I pulled my keys from my pocket and unlocked my car. “I know, I’ll call if I need to,” I said as I pulled the driver’s door open.

He reached out and grabbed the top of the door. I knew then I wouldn’t call. I knew if I called him it would all be over for me.

He nodded at me, somewhat reassured by my agreement. I took in that last look of his face, my eyes scanning over his eyes, how soft his gaze was on me. His lips were perfect and pink, that jaw I loved to trace with my fingers sharp and smooth.

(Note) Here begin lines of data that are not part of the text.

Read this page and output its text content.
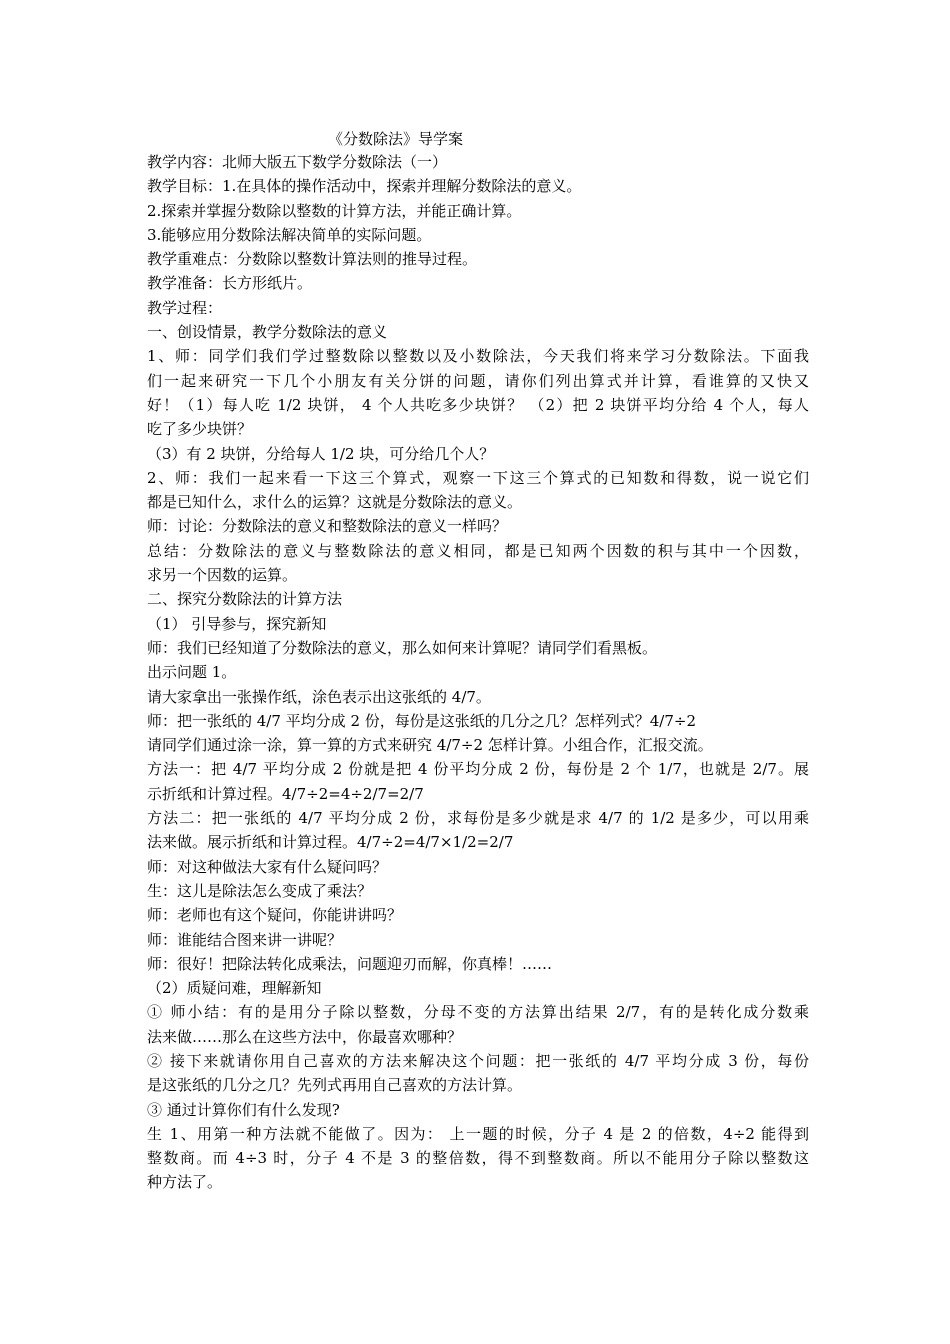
《分数除法》导学案
教学内容：北师大版五下数学分数除法（一）
教学目标：1.在具体的操作活动中，探索并理解分数除法的意义。
2.探索并掌握分数除以整数的计算方法，并能正确计算。
3.能够应用分数除法解决简单的实际问题。
教学重难点：分数除以整数计算法则的推导过程。
教学准备：长方形纸片。
教学过程：
一、创设情景，教学分数除法的意义
1、师：同学们我们学过整数除以整数以及小数除法，今天我们将来学习分数除法。下面我
们一起来研究一下几个小朋友有关分饼的问题，请你们列出算式并计算，看谁算的又快又
好！（1）每人吃 1/2 块饼， 4 个人共吃多少块饼？ （2）把 2 块饼平均分给 4 个人，每人
吃了多少块饼？
（3）有 2 块饼，分给每人 1/2 块，可分给几个人？
2、师：我们一起来看一下这三个算式，观察一下这三个算式的已知数和得数，说一说它们
都是已知什么，求什么的运算？这就是分数除法的意义。
师：讨论：分数除法的意义和整数除法的意义一样吗？
总结：分数除法的意义与整数除法的意义相同，都是已知两个因数的积与其中一个因数，
求另一个因数的运算。
二、探究分数除法的计算方法
（1） 引导参与，探究新知
师：我们已经知道了分数除法的意义，那么如何来计算呢？请同学们看黑板。
出示问题 1。
请大家拿出一张操作纸，涂色表示出这张纸的 4/7。
师：把一张纸的 4/7 平均分成 2 份，每份是这张纸的几分之几？怎样列式？4/7÷2
请同学们通过涂一涂，算一算的方式来研究 4/7÷2 怎样计算。小组合作，汇报交流。
方法一：把 4/7 平均分成 2 份就是把 4 份平均分成 2 份，每份是 2 个 1/7，也就是 2/7。展
示折纸和计算过程。4/7÷2=4÷2/7=2/7
方法二：把一张纸的 4/7 平均分成 2 份，求每份是多少就是求 4/7 的 1/2 是多少，可以用乘
法来做。展示折纸和计算过程。4/7÷2=4/7×1/2=2/7
师：对这种做法大家有什么疑问吗？
生：这儿是除法怎么变成了乘法？
师：老师也有这个疑问，你能讲讲吗？
师：谁能结合图来讲一讲呢？
师：很好！把除法转化成乘法，问题迎刃而解，你真棒！……
（2）质疑问难，理解新知
① 师小结：有的是用分子除以整数，分母不变的方法算出结果 2/7，有的是转化成分数乘
法来做……那么在这些方法中，你最喜欢哪种？
② 接下来就请你用自己喜欢的方法来解决这个问题：把一张纸的 4/7 平均分成 3 份，每份
是这张纸的几分之几？先列式再用自己喜欢的方法计算。
③ 通过计算你们有什么发现?
生 1、用第一种方法就不能做了。因为： 上一题的时候，分子 4 是 2 的倍数，4÷2 能得到
整数商。而 4÷3 时，分子 4 不是 3 的整倍数，得不到整数商。所以不能用分子除以整数这
种方法了。
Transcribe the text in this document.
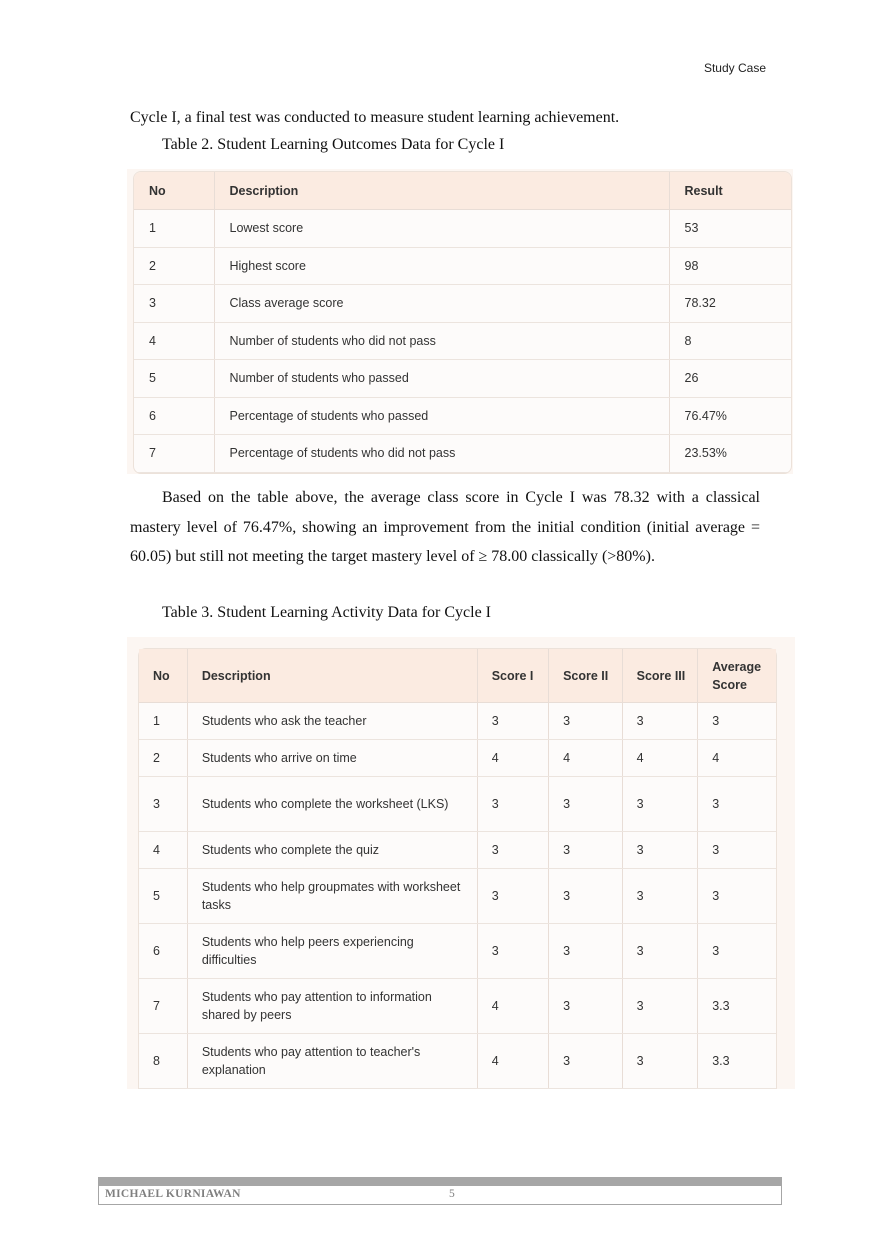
Study Case

Cycle I, a final test was conducted to measure student learning achievement.

Table 2. Student Learning Outcomes Data for Cycle I

No	Description	Result
1	Lowest score	53
2	Highest score	98
3	Class average score	78.32
4	Number of students who did not pass	8
5	Number of students who passed	26
6	Percentage of students who passed	76.47%
7	Percentage of students who did not pass	23.53%

Based on the table above, the average class score in Cycle I was 78.32 with a classical mastery level of 76.47%, showing an improvement from the initial condition (initial average = 60.05) but still not meeting the target mastery level of ≥ 78.00 classically (>80%).

Table 3. Student Learning Activity Data for Cycle I

No	Description	Score I	Score II	Score III	Average Score
1	Students who ask the teacher	3	3	3	3
2	Students who arrive on time	4	4	4	4
3	Students who complete the worksheet (LKS)	3	3	3	3
4	Students who complete the quiz	3	3	3	3
5	Students who help groupmates with worksheet tasks	3	3	3	3
6	Students who help peers experiencing difficulties	3	3	3	3
7	Students who pay attention to information shared by peers	4	3	3	3.3
8	Students who pay attention to teacher's explanation	4	3	3	3.3
MICHAEL KURNIAWAN	5
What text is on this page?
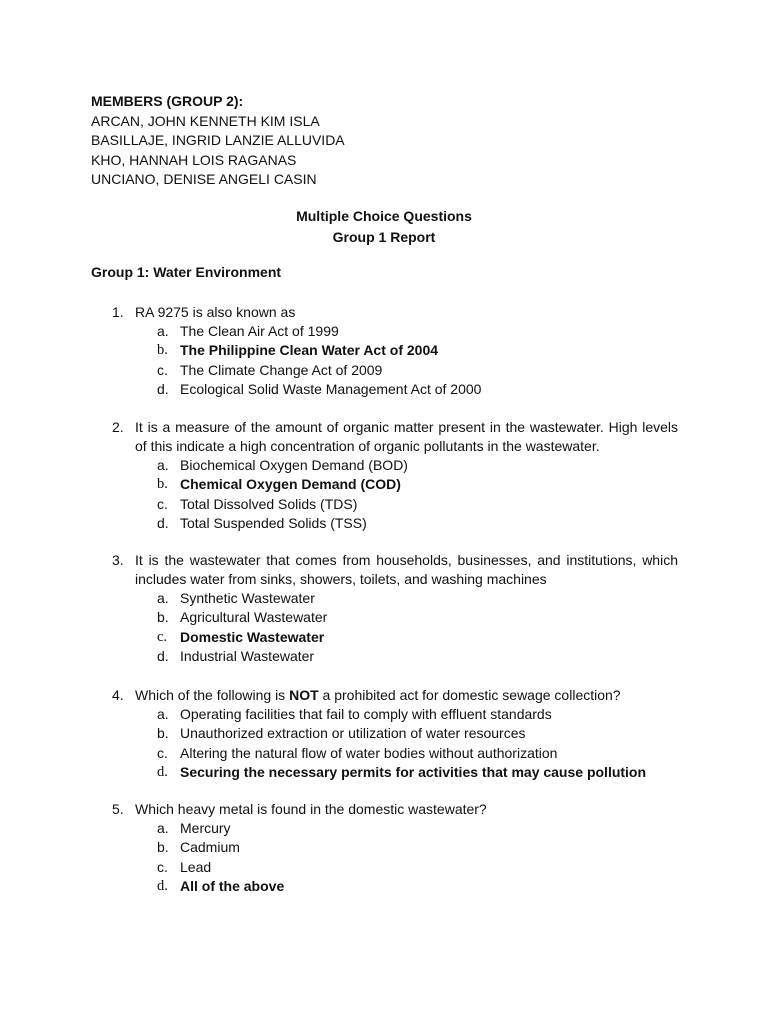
MEMBERS (GROUP 2):
ARCAN, JOHN KENNETH KIM ISLA
BASILLAJE, INGRID LANZIE ALLUVIDA
KHO, HANNAH LOIS RAGANAS
UNCIANO, DENISE ANGELI CASIN
Multiple Choice Questions
Group 1 Report
Group 1: Water Environment
1. RA 9275 is also known as
a. The Clean Air Act of 1999
b. The Philippine Clean Water Act of 2004
c. The Climate Change Act of 2009
d. Ecological Solid Waste Management Act of 2000
2. It is a measure of the amount of organic matter present in the wastewater. High levels of this indicate a high concentration of organic pollutants in the wastewater.
a. Biochemical Oxygen Demand (BOD)
b. Chemical Oxygen Demand (COD)
c. Total Dissolved Solids (TDS)
d. Total Suspended Solids (TSS)
3. It is the wastewater that comes from households, businesses, and institutions, which includes water from sinks, showers, toilets, and washing machines
a. Synthetic Wastewater
b. Agricultural Wastewater
c. Domestic Wastewater
d. Industrial Wastewater
4. Which of the following is NOT a prohibited act for domestic sewage collection?
a. Operating facilities that fail to comply with effluent standards
b. Unauthorized extraction or utilization of water resources
c. Altering the natural flow of water bodies without authorization
d. Securing the necessary permits for activities that may cause pollution
5. Which heavy metal is found in the domestic wastewater?
a. Mercury
b. Cadmium
c. Lead
d. All of the above
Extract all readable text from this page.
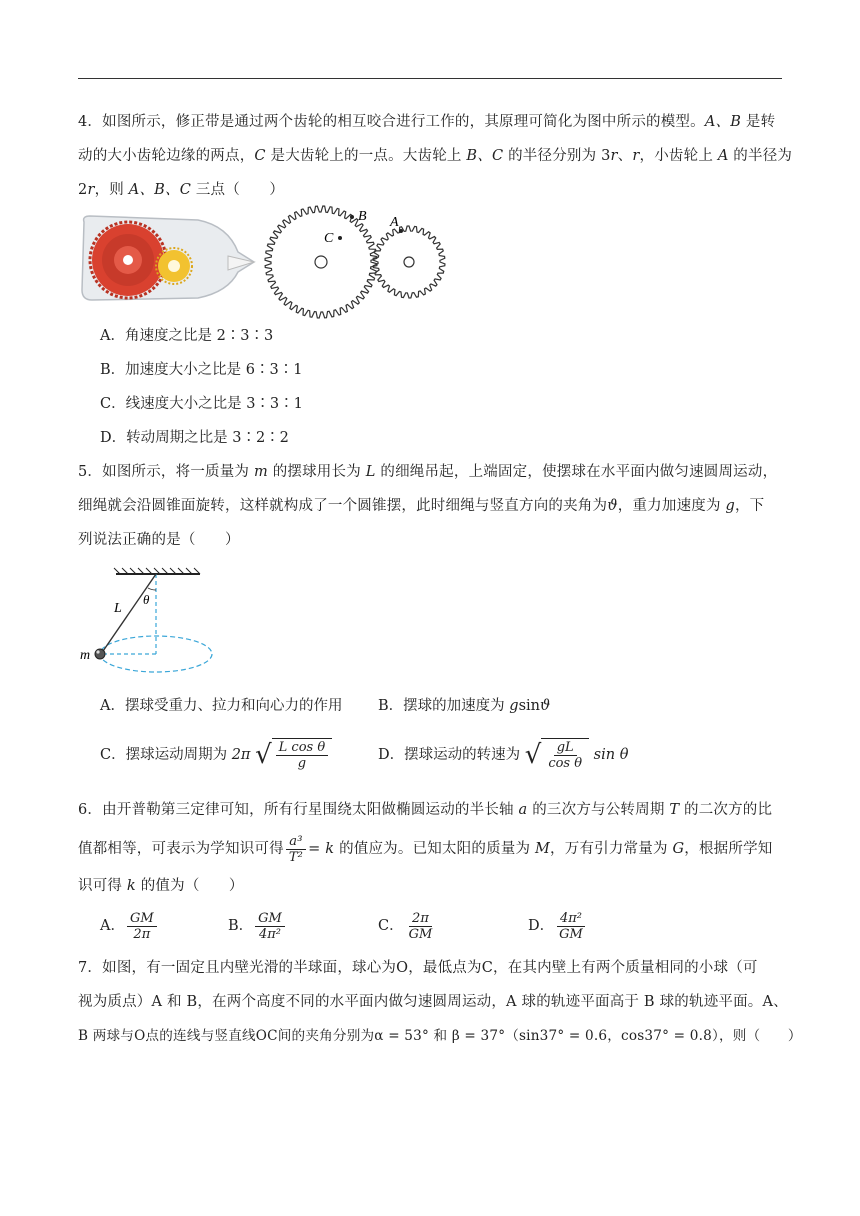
4．如图所示，修正带是通过两个齿轮的相互咬合进行工作的，其原理可简化为图中所示的模型。A、B 是转
动的大小齿轮边缘的两点，C 是大齿轮上的一点。大齿轮上 B、C 的半径分别为 3r、r，小齿轮上 A 的半径为
2r，则 A、B、C 三点（　　）
C
B A
A．角速度之比是 2∶3∶3
B．加速度大小之比是 6∶3∶1
C．线速度大小之比是 3∶3∶1
D．转动周期之比是 3∶2∶2
5．如图所示，将一质量为 m 的摆球用长为 L 的细绳吊起，上端固定，使摆球在水平面内做匀速圆周运动，
细绳就会沿圆锥面旋转，这样就构成了一个圆锥摆，此时细绳与竖直方向的夹角为ϑ，重力加速度为 g，下
列说法正确的是（　　）
L
θ
m
A．摆球受重力、拉力和向心力的作用 B．摆球的加速度为 gsinϑ
C．摆球运动周期为 2π √ $\frac{\text{L cos θ}}{g}$	D．摆球运动的转速为 √ $\frac{gL}{\text{cos θ}}$ sin θ
6．由开普勒第三定律可知，所有行星围绕太阳做椭圆运动的半长轴 a 的三次方与公转周期 T 的二次方的比
值都相等，可表示为学知识可得 $\frac{\text{a³}}{\text{T²}} = k$ 的值应为。已知太阳的质量为 M，万有引力常量为 G，根据所学知
识可得 k 的值为（　　）
A． $\frac{GM}{2\pi}$	B． $\frac{GM}{\text{4π²}}$	C． $\frac{2\pi}{GM}$	D． $\frac{\text{4π²}}{GM}$
7．如图，有一固定且内壁光滑的半球面，球心为O，最低点为C，在其内壁上有两个质量相同的小球（可
视为质点）A 和 B，在两个高度不同的水平面内做匀速圆周运动，A 球的轨迹平面高于 B 球的轨迹平面。A、
B 两球与O点的连线与竖直线OC间的夹角分别为α = 53° 和 β = 37°（sin37° = 0.6，cos37° = 0.8），则（　　）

I thought I’d known who he was before. I thought he was the asshole at work that made my day hell. Somewhere along the line, he’d shown me a different side, started to help me, started to make me care and keep me going when things were hard. He’d been a shelter from the storm, made only for me.

What was he now that things were infinitely more complicated? That was up to me to figure out.

“I promise, I’ll call you when I’m ready,” I repeated, and I slid into the driver’s seat, waiting for him to let go of the door. I needed to get home and finally just feel everything.

He took a moment, before he finally lifted his hand from the door.

“Get home safe,” he said. I smiled softly, nodding before pulling the door closed. He stepped away, giving me space as I twisted the keys in the ignition and started the engine.

He watched as my car pulled out of the parking space, stepping out as I turned the corner. I kept glancing in the rearview mirror, watching him shrink into the distance, my heart squeezing tightly in my chest as he finally faded from view.